数日前に「居場所ワーク」の質問を受けたけれども答えるのが意外と難しかったと書きました。
これまで親の会などに招かれたときに当事者の居場所の様子として話したことがあります。
引きこもり当事者の集まる場の具体例な形としてです。それぞれの条件に応じて、引きこもりの親の会でも居場所ワークみたいなものを始めてはどうですか、と進めたこともあります。しかしこれという反応は得られません。

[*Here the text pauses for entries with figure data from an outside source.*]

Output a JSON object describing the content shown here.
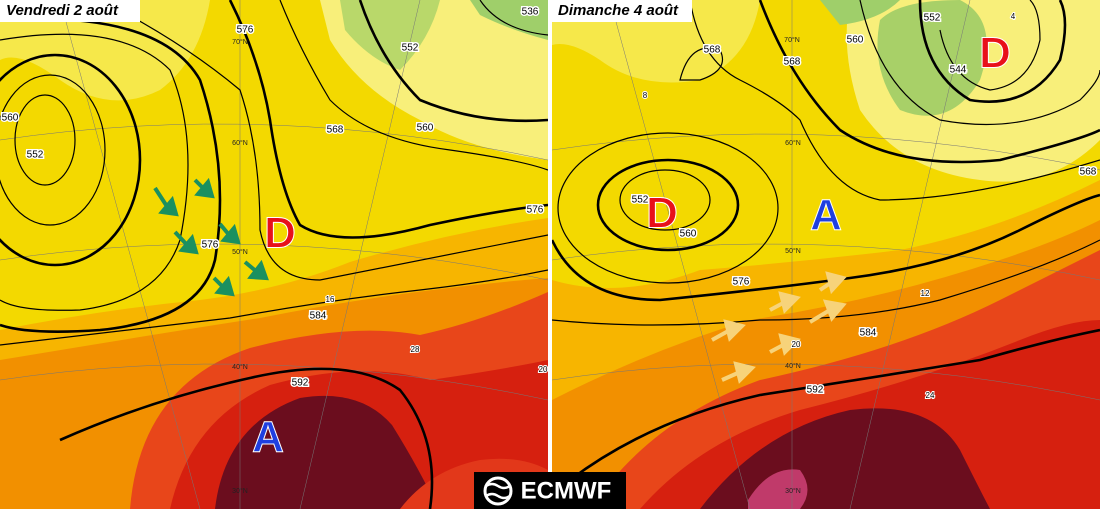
{
  "panels": [
    {
      "title": "Vendredi 2 août",
      "pressure_labels": [
        "D",
        "A"
      ],
      "contour_labels": [
        "560",
        "552",
        "576",
        "552",
        "536",
        "568",
        "560",
        "576",
        "584",
        "592",
        "576"
      ],
      "temperature_labels": [
        "16",
        "28",
        "20"
      ],
      "latitude_labels": [
        "70°N",
        "60°N",
        "50°N",
        "40°N",
        "30°N"
      ]
    },
    {
      "title": "Dimanche 4 août",
      "pressure_labels": [
        "D",
        "A",
        "D"
      ],
      "contour_labels": [
        "568",
        "568",
        "560",
        "552",
        "544",
        "552",
        "560",
        "576",
        "584",
        "592",
        "568"
      ],
      "temperature_labels": [
        "12",
        "20",
        "24",
        "8",
        "4"
      ],
      "latitude_labels": [
        "70°N",
        "60°N",
        "50°N",
        "40°N",
        "30°N"
      ]
    }
  ],
  "logo": "ECMWF"
}
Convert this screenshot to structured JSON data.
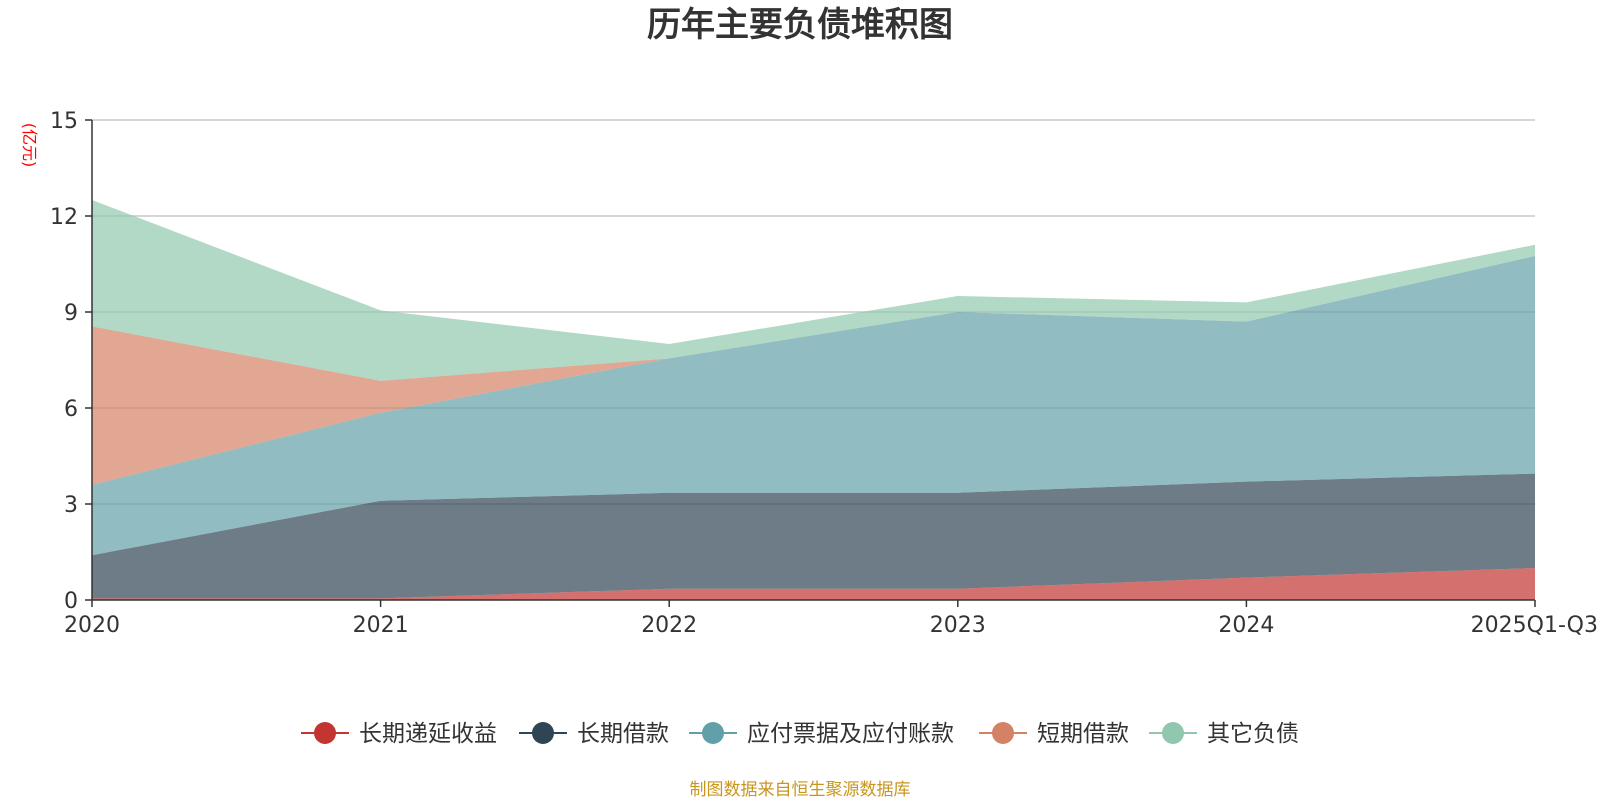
{
  "chart_data": {
    "type": "area",
    "stacked": true,
    "title": "历年主要负债堆积图",
    "unit_label": "(亿元)",
    "categories": [
      "2020",
      "2021",
      "2022",
      "2023",
      "2024",
      "2025Q1-Q3"
    ],
    "ylim": [
      0,
      15
    ],
    "yticks": [
      "0",
      "3",
      "6",
      "9",
      "12",
      "15"
    ],
    "grid": true,
    "legend_position": "bottom",
    "series": [
      {
        "name": "长期递延收益",
        "color": "#c23531",
        "values": [
          0.05,
          0.05,
          0.35,
          0.35,
          0.7,
          1.0
        ]
      },
      {
        "name": "长期借款",
        "color": "#2f4554",
        "values": [
          1.35,
          3.05,
          3.0,
          3.0,
          3.0,
          2.95
        ]
      },
      {
        "name": "应付票据及应付账款",
        "color": "#61a0a8",
        "values": [
          2.2,
          2.75,
          4.2,
          5.65,
          5.0,
          6.8
        ]
      },
      {
        "name": "短期借款",
        "color": "#d48265",
        "values": [
          4.95,
          1.0,
          0.0,
          0.0,
          0.0,
          0.0
        ]
      },
      {
        "name": "其它负债",
        "color": "#91c7ae",
        "values": [
          3.95,
          2.2,
          0.45,
          0.5,
          0.6,
          0.35
        ]
      }
    ],
    "source": "制图数据来自恒生聚源数据库"
  }
}
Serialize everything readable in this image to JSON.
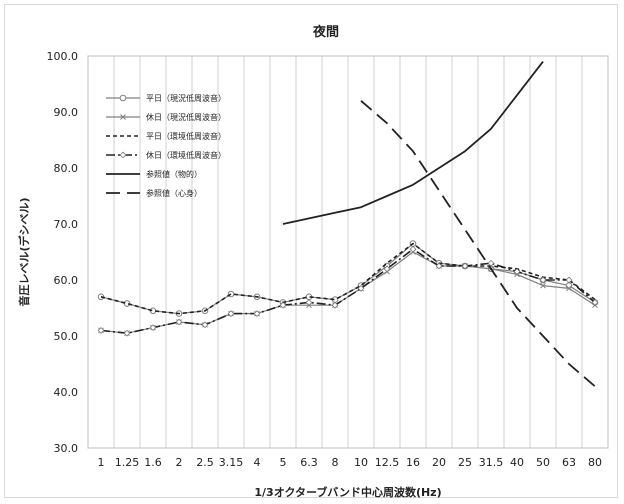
{
  "chart_data": {
    "type": "line",
    "title": "夜間",
    "xlabel": "1/3オクターブバンド中心周波数(Hz)",
    "ylabel": "音圧レベル(デシベル)",
    "ylim": [
      30,
      100
    ],
    "yticks": [
      "30.0",
      "40.0",
      "50.0",
      "60.0",
      "70.0",
      "80.0",
      "90.0",
      "100.0"
    ],
    "grid": "vertical",
    "legend_position": "top-left",
    "categories": [
      "1",
      "1.25",
      "1.6",
      "2",
      "2.5",
      "3.15",
      "4",
      "5",
      "6.3",
      "8",
      "10",
      "12.5",
      "16",
      "20",
      "25",
      "31.5",
      "40",
      "50",
      "63",
      "80"
    ],
    "series": [
      {
        "name": "平日（現況低周波音）",
        "style": "solid-circle",
        "color": "#808080",
        "values": [
          57,
          55.8,
          54.5,
          54,
          54.5,
          57.5,
          57,
          56,
          57,
          56.5,
          59,
          62.5,
          66.5,
          63,
          62.5,
          62,
          61.5,
          60,
          59,
          56
        ]
      },
      {
        "name": "休日（現況低周波音）",
        "style": "solid-cross",
        "color": "#808080",
        "values": [
          51,
          50.5,
          51.5,
          52.5,
          52,
          54,
          54,
          55.5,
          55.5,
          55.5,
          58.5,
          61.5,
          65,
          62.5,
          62.5,
          62,
          61,
          59,
          58.5,
          55.5
        ]
      },
      {
        "name": "平日（環境低周波音）",
        "style": "short-dash",
        "color": "#222222",
        "values": [
          57,
          55.8,
          54.5,
          54,
          54.5,
          57.5,
          57,
          56,
          57,
          56.5,
          59,
          63,
          66.5,
          63,
          62.5,
          62.5,
          62,
          60.5,
          60,
          56.5
        ]
      },
      {
        "name": "休日（環境低周波音）",
        "style": "dash-dot",
        "color": "#222222",
        "values": [
          51,
          50.5,
          51.5,
          52.5,
          52,
          54,
          54,
          55.5,
          56,
          55.5,
          58.5,
          62,
          65.5,
          62.5,
          62.5,
          63,
          61.5,
          60,
          60,
          56
        ]
      },
      {
        "name": "参照値（物的）",
        "style": "solid",
        "color": "#222222",
        "values": [
          null,
          null,
          null,
          null,
          null,
          null,
          null,
          70,
          71,
          72,
          73,
          75,
          77,
          80,
          83,
          87,
          93,
          99,
          null,
          null
        ]
      },
      {
        "name": "参照値（心身）",
        "style": "long-dash",
        "color": "#222222",
        "values": [
          null,
          null,
          null,
          null,
          null,
          null,
          null,
          null,
          null,
          null,
          92,
          88,
          83,
          76,
          69,
          62,
          55,
          50,
          45,
          41
        ]
      }
    ]
  }
}
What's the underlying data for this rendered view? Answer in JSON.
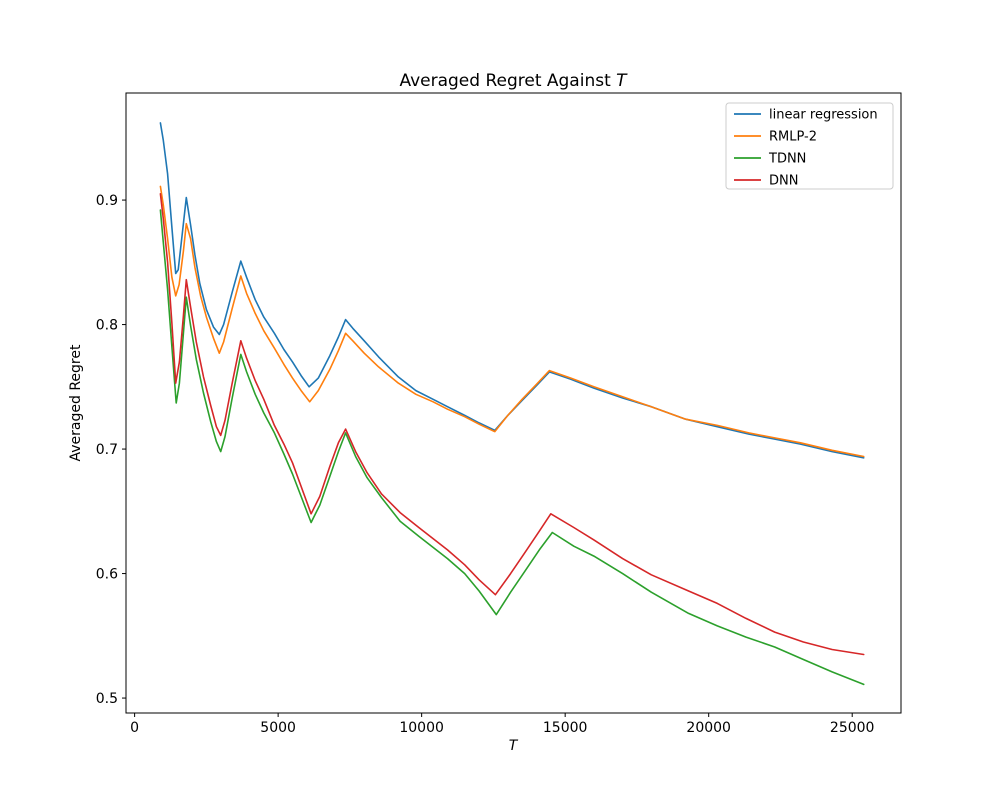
{
  "figure": {
    "title_prefix": "Averaged Regret Against ",
    "title_math": "T",
    "xlabel_math": "T",
    "ylabel": "Averaged Regret"
  },
  "chart_data": {
    "type": "line",
    "title": "Averaged Regret Against T",
    "xlabel": "T",
    "ylabel": "Averaged Regret",
    "xlim": [
      -300,
      26700
    ],
    "ylim": [
      0.488,
      0.986
    ],
    "x_ticks": [
      0,
      5000,
      10000,
      15000,
      20000,
      25000
    ],
    "x_tick_labels": [
      "0",
      "5000",
      "10000",
      "15000",
      "20000",
      "25000"
    ],
    "y_ticks": [
      0.5,
      0.6,
      0.7,
      0.8,
      0.9
    ],
    "y_tick_labels": [
      "0.5",
      "0.6",
      "0.7",
      "0.8",
      "0.9"
    ],
    "grid": false,
    "legend_position": "upper right",
    "axis_color": "#000000",
    "legend_border_color": "#cccccc",
    "series": [
      {
        "name": "linear regression",
        "color": "#1f77b4",
        "points": [
          [
            900,
            0.962
          ],
          [
            1000,
            0.948
          ],
          [
            1150,
            0.921
          ],
          [
            1300,
            0.878
          ],
          [
            1430,
            0.841
          ],
          [
            1520,
            0.844
          ],
          [
            1650,
            0.871
          ],
          [
            1800,
            0.902
          ],
          [
            1950,
            0.88
          ],
          [
            2100,
            0.856
          ],
          [
            2270,
            0.833
          ],
          [
            2500,
            0.812
          ],
          [
            2750,
            0.798
          ],
          [
            2950,
            0.792
          ],
          [
            3100,
            0.8
          ],
          [
            3400,
            0.826
          ],
          [
            3700,
            0.851
          ],
          [
            3900,
            0.838
          ],
          [
            4200,
            0.82
          ],
          [
            4500,
            0.806
          ],
          [
            4870,
            0.793
          ],
          [
            5200,
            0.78
          ],
          [
            5500,
            0.77
          ],
          [
            5800,
            0.759
          ],
          [
            6080,
            0.75
          ],
          [
            6400,
            0.757
          ],
          [
            6800,
            0.775
          ],
          [
            7100,
            0.79
          ],
          [
            7350,
            0.804
          ],
          [
            7600,
            0.797
          ],
          [
            8000,
            0.787
          ],
          [
            8500,
            0.774
          ],
          [
            9185,
            0.758
          ],
          [
            9800,
            0.747
          ],
          [
            10400,
            0.74
          ],
          [
            10900,
            0.734
          ],
          [
            11500,
            0.727
          ],
          [
            12000,
            0.721
          ],
          [
            12550,
            0.715
          ],
          [
            13000,
            0.727
          ],
          [
            13500,
            0.739
          ],
          [
            14000,
            0.751
          ],
          [
            14450,
            0.762
          ],
          [
            15200,
            0.756
          ],
          [
            16000,
            0.749
          ],
          [
            17000,
            0.741
          ],
          [
            18000,
            0.734
          ],
          [
            19200,
            0.724
          ],
          [
            20300,
            0.718
          ],
          [
            21400,
            0.712
          ],
          [
            22300,
            0.708
          ],
          [
            23200,
            0.704
          ],
          [
            24300,
            0.698
          ],
          [
            25400,
            0.693
          ]
        ]
      },
      {
        "name": "RMLP-2",
        "color": "#ff7f0e",
        "points": [
          [
            900,
            0.911
          ],
          [
            1000,
            0.896
          ],
          [
            1150,
            0.869
          ],
          [
            1300,
            0.838
          ],
          [
            1430,
            0.823
          ],
          [
            1550,
            0.832
          ],
          [
            1700,
            0.859
          ],
          [
            1800,
            0.881
          ],
          [
            1950,
            0.869
          ],
          [
            2100,
            0.846
          ],
          [
            2300,
            0.823
          ],
          [
            2500,
            0.806
          ],
          [
            2750,
            0.789
          ],
          [
            2950,
            0.777
          ],
          [
            3100,
            0.786
          ],
          [
            3400,
            0.813
          ],
          [
            3700,
            0.839
          ],
          [
            3900,
            0.825
          ],
          [
            4200,
            0.809
          ],
          [
            4500,
            0.795
          ],
          [
            4870,
            0.781
          ],
          [
            5200,
            0.768
          ],
          [
            5500,
            0.757
          ],
          [
            5800,
            0.747
          ],
          [
            6100,
            0.738
          ],
          [
            6400,
            0.747
          ],
          [
            6800,
            0.764
          ],
          [
            7100,
            0.779
          ],
          [
            7350,
            0.793
          ],
          [
            7600,
            0.787
          ],
          [
            8000,
            0.777
          ],
          [
            8500,
            0.766
          ],
          [
            9185,
            0.753
          ],
          [
            9800,
            0.744
          ],
          [
            10400,
            0.738
          ],
          [
            10900,
            0.732
          ],
          [
            11500,
            0.726
          ],
          [
            12000,
            0.72
          ],
          [
            12550,
            0.714
          ],
          [
            13000,
            0.727
          ],
          [
            13500,
            0.74
          ],
          [
            14000,
            0.752
          ],
          [
            14450,
            0.763
          ],
          [
            15200,
            0.757
          ],
          [
            16000,
            0.75
          ],
          [
            17000,
            0.742
          ],
          [
            18000,
            0.734
          ],
          [
            19200,
            0.724
          ],
          [
            20300,
            0.719
          ],
          [
            21400,
            0.713
          ],
          [
            22300,
            0.709
          ],
          [
            23200,
            0.705
          ],
          [
            24300,
            0.699
          ],
          [
            25400,
            0.694
          ]
        ]
      },
      {
        "name": "TDNN",
        "color": "#2ca02c",
        "points": [
          [
            900,
            0.892
          ],
          [
            1000,
            0.866
          ],
          [
            1150,
            0.828
          ],
          [
            1300,
            0.782
          ],
          [
            1450,
            0.737
          ],
          [
            1560,
            0.753
          ],
          [
            1700,
            0.793
          ],
          [
            1800,
            0.822
          ],
          [
            1950,
            0.799
          ],
          [
            2150,
            0.772
          ],
          [
            2400,
            0.745
          ],
          [
            2650,
            0.722
          ],
          [
            2850,
            0.706
          ],
          [
            3000,
            0.698
          ],
          [
            3150,
            0.71
          ],
          [
            3400,
            0.741
          ],
          [
            3700,
            0.776
          ],
          [
            3900,
            0.762
          ],
          [
            4200,
            0.744
          ],
          [
            4500,
            0.729
          ],
          [
            4870,
            0.713
          ],
          [
            5200,
            0.696
          ],
          [
            5500,
            0.68
          ],
          [
            5800,
            0.662
          ],
          [
            6150,
            0.641
          ],
          [
            6450,
            0.655
          ],
          [
            6800,
            0.678
          ],
          [
            7100,
            0.698
          ],
          [
            7350,
            0.713
          ],
          [
            7700,
            0.694
          ],
          [
            8100,
            0.677
          ],
          [
            8600,
            0.661
          ],
          [
            9250,
            0.642
          ],
          [
            9900,
            0.63
          ],
          [
            10900,
            0.612
          ],
          [
            11500,
            0.6
          ],
          [
            12000,
            0.586
          ],
          [
            12600,
            0.567
          ],
          [
            13100,
            0.585
          ],
          [
            13600,
            0.602
          ],
          [
            14100,
            0.619
          ],
          [
            14550,
            0.633
          ],
          [
            15300,
            0.622
          ],
          [
            16000,
            0.614
          ],
          [
            17000,
            0.6
          ],
          [
            18000,
            0.585
          ],
          [
            19300,
            0.568
          ],
          [
            20300,
            0.558
          ],
          [
            21300,
            0.549
          ],
          [
            22300,
            0.541
          ],
          [
            23300,
            0.531
          ],
          [
            24300,
            0.521
          ],
          [
            25400,
            0.511
          ]
        ]
      },
      {
        "name": "DNN",
        "color": "#d62728",
        "points": [
          [
            900,
            0.905
          ],
          [
            1000,
            0.885
          ],
          [
            1150,
            0.85
          ],
          [
            1300,
            0.801
          ],
          [
            1430,
            0.753
          ],
          [
            1560,
            0.77
          ],
          [
            1700,
            0.807
          ],
          [
            1800,
            0.836
          ],
          [
            1950,
            0.814
          ],
          [
            2150,
            0.786
          ],
          [
            2400,
            0.758
          ],
          [
            2650,
            0.735
          ],
          [
            2850,
            0.718
          ],
          [
            3000,
            0.711
          ],
          [
            3150,
            0.723
          ],
          [
            3400,
            0.753
          ],
          [
            3700,
            0.787
          ],
          [
            3900,
            0.773
          ],
          [
            4200,
            0.755
          ],
          [
            4500,
            0.74
          ],
          [
            4870,
            0.719
          ],
          [
            5200,
            0.704
          ],
          [
            5500,
            0.689
          ],
          [
            5800,
            0.67
          ],
          [
            6150,
            0.648
          ],
          [
            6450,
            0.662
          ],
          [
            6800,
            0.686
          ],
          [
            7100,
            0.705
          ],
          [
            7350,
            0.716
          ],
          [
            7700,
            0.698
          ],
          [
            8100,
            0.681
          ],
          [
            8600,
            0.664
          ],
          [
            9250,
            0.649
          ],
          [
            9900,
            0.637
          ],
          [
            10900,
            0.619
          ],
          [
            11500,
            0.607
          ],
          [
            12000,
            0.595
          ],
          [
            12570,
            0.583
          ],
          [
            13100,
            0.6
          ],
          [
            13600,
            0.617
          ],
          [
            14100,
            0.634
          ],
          [
            14500,
            0.648
          ],
          [
            15300,
            0.637
          ],
          [
            16000,
            0.627
          ],
          [
            17000,
            0.612
          ],
          [
            18000,
            0.599
          ],
          [
            19300,
            0.586
          ],
          [
            20300,
            0.576
          ],
          [
            21300,
            0.564
          ],
          [
            22300,
            0.553
          ],
          [
            23300,
            0.545
          ],
          [
            24300,
            0.539
          ],
          [
            25400,
            0.535
          ]
        ]
      }
    ]
  }
}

あらためて考えると、これは不登校情報センターの特殊事情に絡んでいると認めた方がよさそうです。支援団体の情報収集とそれをサイト上に情報提供する継続的な作業が生まれている、それが特殊事情です。
そのあたりは「なでしこ会の講演と質疑」(2013年1月の講演と17の質問への答え)や「不登校情報センターの活動の要約と自己評価」(2014年1月。10の質問への答え)のなかでどういう経過でこのようになり、その意味するところを書いてきました。
居場所の運営、通所する人の動きのなかで生まれてきたものを発展させようとしたものです。あらかじめプログラムがありそれに沿って教えたり訓練する方法からは生まれないものでした。本質的にはこちらの方が特殊事情の基本になるでしょう。
情報提供と情報収集という現在のワークの2つ内容も初めからあったわけではありません。
ポスティングのようなこともしました、DMの発送作業もしました。これらは外部から仕事をもらい集まっている当事者が共同で取り組んだ作業です。
それが今日の自前の作業になったのは2003年ごろです。パソコンを使いネット上で情報提供をする方法を認識したときです。当時はまったくパソコンを使えなかった私が、どういうサイトを作るか、見当違いのシナリオを作ったのが私のスタートでした。通所している当事者にはパソコンを扱いなれていた人が数人はいました。
いまになると情報集めとそのサイト制作は、自前の仕事です。自前の仕事は特殊ですが、外からもらってする仕事は特殊ではありません。言いかえると他の居場所でもできるのかもしれません。
ただ私は経験していないことを推測では書けません。どこかにいい実践があるといいのですが。